Ich hatte keine Riesensummen angespart: Zunächst einmal gingen satte fünfzig Prozent von jedem Job direkt an die Agenturen. Außerdem hatte ich eine Menge Geld für Flüge nach Hause ausgegeben und kaufte Geschenke für Freunde und Familie. Dann waren da die Urlaube auf Ibiza mit Freundinnen, die Taxis, die Kleider. Es war mir egal, weil ich entschieden hatte, dieses Leben aufzugeben, Hauptsache, ich war wieder daheim.

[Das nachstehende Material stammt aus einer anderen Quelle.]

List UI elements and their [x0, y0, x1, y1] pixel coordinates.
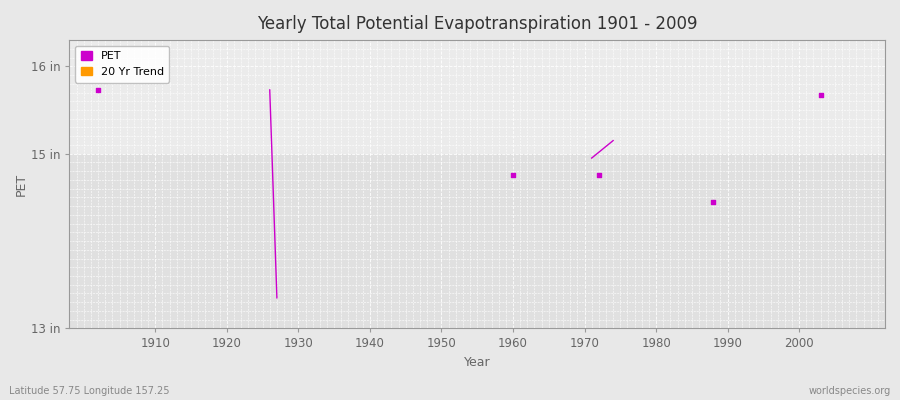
Point	[814, 92, 828, 98]
Text: worldspecies.org: worldspecies.org	[809, 386, 891, 396]
X-axis label: Year: Year	[464, 356, 490, 369]
Legend: PET, 20 Yr Trend: PET, 20 Yr Trend	[75, 46, 169, 82]
Bar	[69, 154, 885, 328]
Y-axis label: PET: PET	[15, 173, 28, 196]
Title: Yearly Total Potential Evapotranspiration 1901 - 2009: Yearly Total Potential Evapotranspiratio…	[257, 15, 698, 33]
Point	[591, 172, 606, 178]
Point	[506, 172, 520, 178]
Point	[91, 87, 105, 93]
Point	[706, 198, 721, 205]
Text: Latitude 57.75 Longitude 157.25: Latitude 57.75 Longitude 157.25	[9, 386, 169, 396]
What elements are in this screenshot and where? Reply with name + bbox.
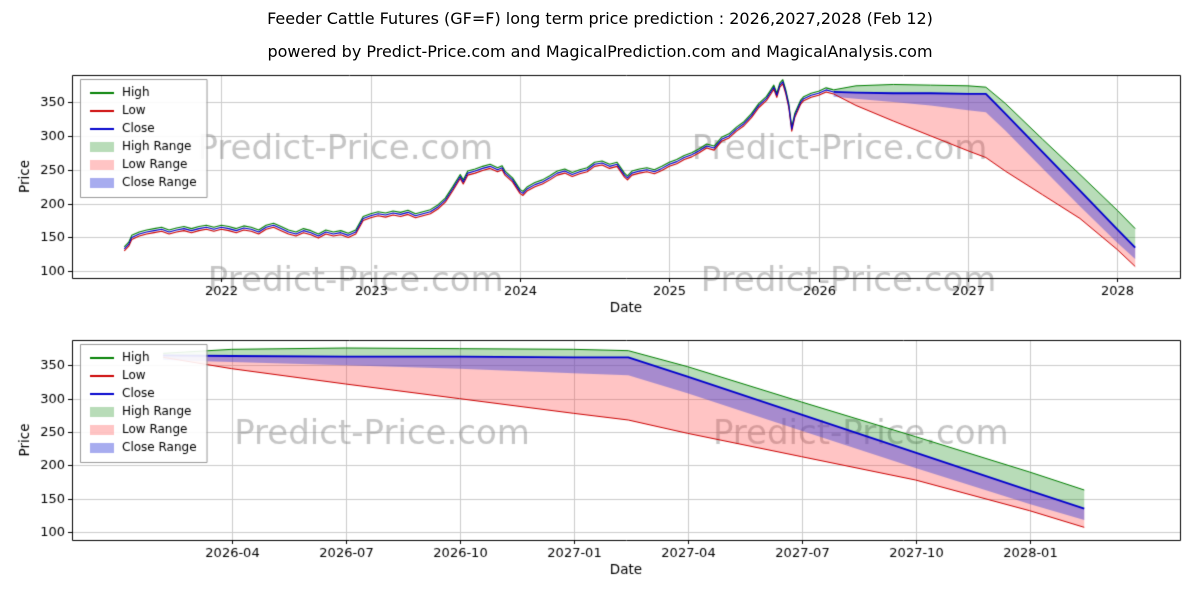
chart-title: Feeder Cattle Futures (GF=F) long term p… <box>267 9 933 28</box>
chart-subtitle: powered by Predict-Price.com and Magical… <box>267 42 933 61</box>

Vor dem Beginn des akademischen Jahrs hatte ich noch Zeit, und so füllte ich die Lücke, indem ich in Dänemark als Model arbeitete, während ich mir den Kopf darüber zerbrach, was ich auf lange Sicht tun wollte. Bei einer Kampagne für Levis entstand ein kühnes Foto von mir, auf dem ich Jeans und ein schlichtes, weißes T-Shirt trug – mit einer Hand griff ich nach dem Himmel, als trüge ich die Welt, und eine Brust war entblößt. Es wurde ein Riesenerfolg, und überall erschienen Poster davon. Meine Mum fiel fast in Ohnmacht, als sie es sah.
Ich wurde wie eine Siegesgöttin gefeiert: ich hatte dazu beigetragen, Dänemark im Ausland ein cooles Image zu verschaffen, und als alle gerannt kamen, schlug ich ihre Bitten aus und ging heim. Meine Laufbahn eröffnete mir Möglichkeiten, die normalerweise nur Männern offenstanden. Ich konnte Arbeit annehmen, wenn ich wollte, und war unabhängig. Als eine schicke neue Kopenhagener Bar mit Restaurant namens Cafe Victor – das bis heute existiert – mich fragte, ob ich für sie werben wolle, machte ich Publicity-Fotos, auf denen ich einen Blazer von einem dänischen Top-Designer trug, und erschien auf einem Laufsteg, der für die lange Bar werben sollte.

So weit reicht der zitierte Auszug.